In my last post, I was complaining about our poor showing as a country of origin for International Patent Applications in 2006. I've managed to dig out the 2007 report now and at least we're not in minus territory anymore. But our position is not fantastic. Here is the relevant link. It makes for interesting reading.
As with 2006, Korea and China were the big movers. China has now moved into 7th position and Korea into 4th. Australia is at 13th position.

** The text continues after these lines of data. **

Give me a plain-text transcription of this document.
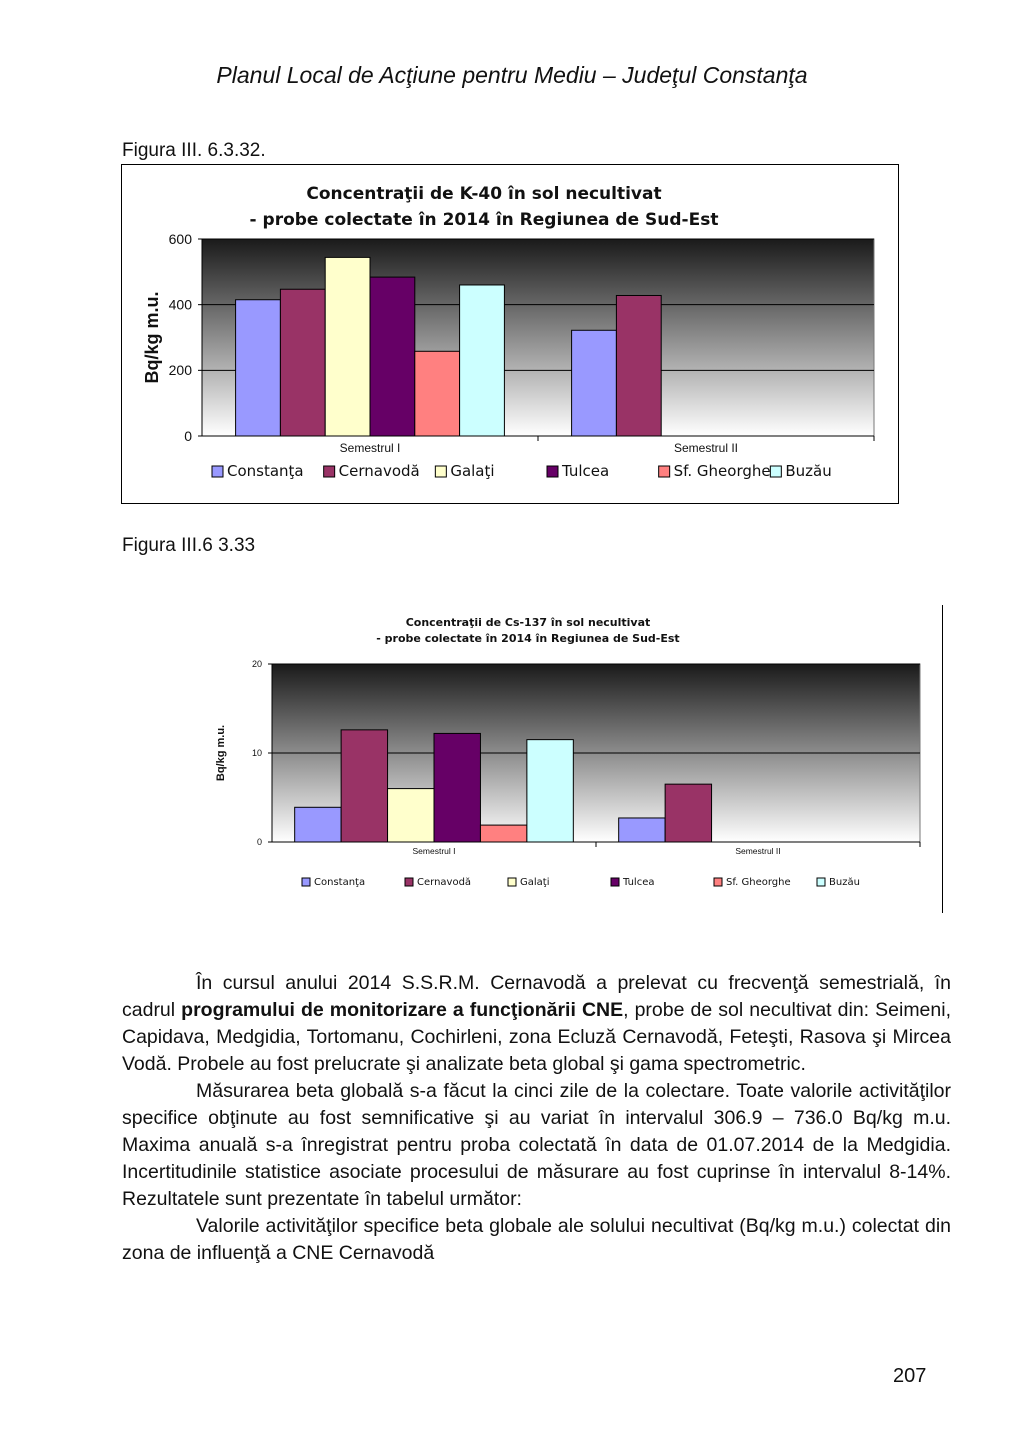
Planul Local de Acţiune pentru Mediu – Judeţul Constanţa
Figura III. 6.3.32.
Concentraţii de K-40 în sol necultivat
- probe colectate în 2014 în Regiunea de Sud-Est
0
200
400
600
Bq/kg m.u.
Semestrul I	Semestrul II
Constanţa Cernavodă Galaţi	Tulcea	Sf. Gheorghe Buzău
Figura III.6 3.33
Concentraţii de Cs-137 în sol necultivat
- probe colectate în 2014 în Regiunea de Sud-Est
0
10
20
Bq/kg m.u.
Semestrul I	Semestrul II
Constanţa	Cernavodă	Galaţi	Tulcea	Sf. Gheorghe	Buzău

În cursul anului 2014 S.S.R.M. Cernavodă a prelevat cu frecvenţă semestrială, în cadrul programului de monitorizare a funcţionării CNE, probe de sol necultivat din: Seimeni, Capidava, Medgidia, Tortomanu, Cochirleni, zona Ecluză Cernavodă, Feteşti, Rasova şi Mircea Vodă. Probele au fost prelucrate şi analizate beta global şi gama spectrometric.

Măsurarea beta globală s-a făcut la cinci zile de la colectare. Toate valorile activităţilor specifice obţinute au fost semnificative şi au variat în intervalul 306.9 – 736.0 Bq/kg m.u. Maxima anuală s-a înregistrat pentru proba colectată în data de 01.07.2014 de la Medgidia. Incertitudinile statistice asociate procesului de măsurare au fost cuprinse în intervalul 8-14%. Rezultatele sunt prezentate în tabelul următor:

Valorile activităţilor specifice beta globale ale solului necultivat (Bq/kg m.u.) colectat din zona de influenţă a CNE Cernavodă

207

The Economist published a table of International Patent Applications per billion dollars (US) of GDP. Relating the number of International Applications to GDP gives an indication of a country's ability to generate ideas. The Economist acknowledges that it's a crude indicator. But I take heart in the fact that such a report was generated. It gives support to my call for government to encourage the filing of patent applications as part of its innovation strategy.
Israel is at the top of the list. Australia is eleventh, immediately after France, which follows the US. South Korea is up there again at fifth. China is still quite low down at fourteenth. At its rate of growth of 38% as opposed to our 2.6%, it won't be long before it's jockeying with Korea for top spot.
If anyone still doubts the need for patent applications, they're out of step. To quote the 2007 report: "Growth rates in the filing of PCT applications have been particularly dynamic over the last nine years. It took 18 years from the beginning of PCT operations in 1978 to reach 250,000 total applications, but only four years to double that figure (500,000), and another four to double it again (1,000,000)."